Segundo o diretor do Cefet, Mauricio Saldanha, o Plano de Aceleração do Crescimento ( PAC) está aquecendo as áreas de indústria, petróleo e gás, administração, gestão e logística, construção civil, entre outras. E existe grande possibilidade de ascensão profissional para os técnicos que dominam idiomas estrangeiros.
"Há grandes projetos em andamento, como por exemplo, o pólo gás químico, que gera oportunidade em diversas áreas. Portanto há uma necessidade de profissionais habilitados com um espectro mais variado possível. Além disso, o mercado tem grande interesse em técnicos que dominem idiomas estrangeiros, principalmente o inglês. Até mesmo as empresas proporcionam a eles cursos de capacitação nesse sentido. Hoje em dia, com a globalização, o domínio da língua estrangeira se tornou primordial. Pois os funcionários acabam trabalhando com estrangeiros, além de terem que ler documentos em outros idiomas", explica Saldanha.
Faetec - A coordenadora técnica da vice-presidência educacional da Fundação de Apoio à Escola Técnica (Faetec-RJ), Nadia Vilella, conta que a instituição tem cerca de 38 cursos técnicos, distribuídos por 23 escolas por todo o Estado do Rio. A instituição tem cerca de 16.615 alunos matriculados nos ensinos Médio e Técnico.
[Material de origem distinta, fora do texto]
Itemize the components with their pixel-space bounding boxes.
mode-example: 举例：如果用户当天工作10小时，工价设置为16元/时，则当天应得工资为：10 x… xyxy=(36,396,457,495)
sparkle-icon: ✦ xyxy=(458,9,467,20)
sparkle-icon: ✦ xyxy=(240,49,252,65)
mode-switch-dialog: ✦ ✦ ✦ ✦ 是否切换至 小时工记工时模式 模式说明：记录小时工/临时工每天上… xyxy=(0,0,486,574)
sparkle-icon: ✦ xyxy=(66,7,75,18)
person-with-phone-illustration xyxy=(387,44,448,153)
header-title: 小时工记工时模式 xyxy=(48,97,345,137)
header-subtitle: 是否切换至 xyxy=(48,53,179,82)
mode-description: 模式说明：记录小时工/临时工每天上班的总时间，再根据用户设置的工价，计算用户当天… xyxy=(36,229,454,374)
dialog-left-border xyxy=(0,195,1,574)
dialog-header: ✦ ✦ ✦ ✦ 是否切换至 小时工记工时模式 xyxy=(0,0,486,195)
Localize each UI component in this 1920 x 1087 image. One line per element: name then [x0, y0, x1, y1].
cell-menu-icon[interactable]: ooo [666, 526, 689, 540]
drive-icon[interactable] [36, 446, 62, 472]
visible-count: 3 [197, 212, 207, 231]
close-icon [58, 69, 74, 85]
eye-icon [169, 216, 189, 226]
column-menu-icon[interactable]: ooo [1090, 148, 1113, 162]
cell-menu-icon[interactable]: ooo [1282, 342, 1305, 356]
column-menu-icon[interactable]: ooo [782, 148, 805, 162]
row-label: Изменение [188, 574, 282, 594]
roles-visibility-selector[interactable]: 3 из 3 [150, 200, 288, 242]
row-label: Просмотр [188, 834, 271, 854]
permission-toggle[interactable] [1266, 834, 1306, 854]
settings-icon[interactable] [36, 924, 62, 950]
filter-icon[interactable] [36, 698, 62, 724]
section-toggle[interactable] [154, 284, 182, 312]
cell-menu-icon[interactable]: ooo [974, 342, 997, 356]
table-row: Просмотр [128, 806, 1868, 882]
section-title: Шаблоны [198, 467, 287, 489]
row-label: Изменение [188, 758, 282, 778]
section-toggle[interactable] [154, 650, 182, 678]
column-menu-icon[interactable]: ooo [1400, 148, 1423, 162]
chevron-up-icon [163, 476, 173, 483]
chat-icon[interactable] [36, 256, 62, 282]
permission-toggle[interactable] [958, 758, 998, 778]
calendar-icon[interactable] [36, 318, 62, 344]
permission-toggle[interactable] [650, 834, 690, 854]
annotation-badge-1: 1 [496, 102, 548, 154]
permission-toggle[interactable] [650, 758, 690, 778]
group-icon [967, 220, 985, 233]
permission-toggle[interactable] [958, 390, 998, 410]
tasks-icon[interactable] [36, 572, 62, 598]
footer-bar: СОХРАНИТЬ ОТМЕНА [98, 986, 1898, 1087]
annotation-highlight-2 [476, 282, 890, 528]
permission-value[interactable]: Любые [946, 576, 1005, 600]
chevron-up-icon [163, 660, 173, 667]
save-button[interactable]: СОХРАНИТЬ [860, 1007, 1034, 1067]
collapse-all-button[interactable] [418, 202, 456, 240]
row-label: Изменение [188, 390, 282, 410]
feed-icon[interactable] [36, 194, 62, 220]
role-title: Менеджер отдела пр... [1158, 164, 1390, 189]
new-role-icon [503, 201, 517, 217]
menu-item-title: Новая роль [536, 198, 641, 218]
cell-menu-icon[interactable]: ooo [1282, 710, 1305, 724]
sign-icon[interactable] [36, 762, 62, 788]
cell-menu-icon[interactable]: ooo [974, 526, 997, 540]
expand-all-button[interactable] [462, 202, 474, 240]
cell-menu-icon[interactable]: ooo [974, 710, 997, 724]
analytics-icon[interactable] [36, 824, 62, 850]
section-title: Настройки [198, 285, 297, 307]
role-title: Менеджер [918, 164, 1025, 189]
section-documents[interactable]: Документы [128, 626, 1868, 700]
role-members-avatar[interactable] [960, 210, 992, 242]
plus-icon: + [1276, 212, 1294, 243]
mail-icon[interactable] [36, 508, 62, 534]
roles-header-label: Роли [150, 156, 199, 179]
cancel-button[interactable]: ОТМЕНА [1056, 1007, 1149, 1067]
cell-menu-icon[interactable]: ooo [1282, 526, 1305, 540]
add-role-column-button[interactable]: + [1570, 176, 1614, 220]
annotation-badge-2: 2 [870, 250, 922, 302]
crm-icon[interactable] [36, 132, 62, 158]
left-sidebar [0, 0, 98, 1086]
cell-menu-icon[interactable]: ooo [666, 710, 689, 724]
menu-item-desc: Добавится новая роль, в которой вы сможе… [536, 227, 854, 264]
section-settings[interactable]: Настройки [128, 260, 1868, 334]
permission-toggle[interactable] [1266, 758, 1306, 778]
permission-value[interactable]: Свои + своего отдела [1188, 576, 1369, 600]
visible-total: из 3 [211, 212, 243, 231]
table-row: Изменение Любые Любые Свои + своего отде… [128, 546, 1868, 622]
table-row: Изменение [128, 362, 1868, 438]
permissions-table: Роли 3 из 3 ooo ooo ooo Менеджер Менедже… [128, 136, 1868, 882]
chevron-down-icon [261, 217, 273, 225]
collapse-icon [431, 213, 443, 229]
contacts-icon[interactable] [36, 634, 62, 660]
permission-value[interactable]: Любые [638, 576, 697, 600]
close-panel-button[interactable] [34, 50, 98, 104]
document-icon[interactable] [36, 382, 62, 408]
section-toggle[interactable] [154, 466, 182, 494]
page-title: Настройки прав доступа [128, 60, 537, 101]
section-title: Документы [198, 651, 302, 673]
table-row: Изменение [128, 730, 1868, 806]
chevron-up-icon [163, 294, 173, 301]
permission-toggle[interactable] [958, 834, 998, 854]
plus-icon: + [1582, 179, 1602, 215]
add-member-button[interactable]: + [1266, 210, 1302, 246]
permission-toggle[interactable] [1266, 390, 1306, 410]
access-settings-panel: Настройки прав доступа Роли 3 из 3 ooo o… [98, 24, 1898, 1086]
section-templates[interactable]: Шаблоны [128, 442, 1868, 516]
"A Faetec busca abranger todas as áreas profissionais. Os cursos mais procurados são estruturas e máquinas navais, área médica, serviços, eletromecânica, eletrônica, telecomunicações, mecânica, área de construção civil. A maioria de nossos alunos conseguem se inserir no mercado, pois temos empresas conveniadas que buscam a mão-de-obra técnica qualificada", conta a coodenadora Nádia.
A unidade da Faetec em Niterói, Escola Estadual Henrique Lage, no Barreto, tem 2.347 alunos e oferece cursos técnicos para o nível médio (três anos) e pós-médio (dois anos), distribuídos em áreas como edificações, eletrotécnica, máquinas navais, estruturas navais e eletrônica. Só é possível ingressar na escola por meio de concuro. O edital sai até o final do ano.
A Faetec em parceria com o Centro de Ciências e Educação Superior a Distância (Cecierj), está com inscrições abertas para 1.680 vagas, até o dia 7, para cursos técnicos a distância nas áreas de eletro-eletrônica e bombeiro hidráulico entre outros.
Cargos e salários
O guia de turismo tem remuneração inicial de R$ 1,2 mil. Já o técnico em hospitalidade recebe entre R$ 800 e R$ 1mil. Esses profissionais tendem a seguir carreira nos cargos de administração operacional de hotéis, chegando à função de gerente. Nesses casos, o salário pode alcançar R$ 6 mil.
Chef de cozinha - O piso inicial é de R$ 1, 5 mil, podendo até quadruplicar dependo da progressão da carreira e da experiência. Esses profissionais atuam dentro da cadeia produtiva do turismo, em bares , hotéis e restaurantes. As as redes internacionais de hotéis dão bônus aos funcionários por desempenho. Os funcionários podem receber de três a cinco salários extras por ano, além do 13°.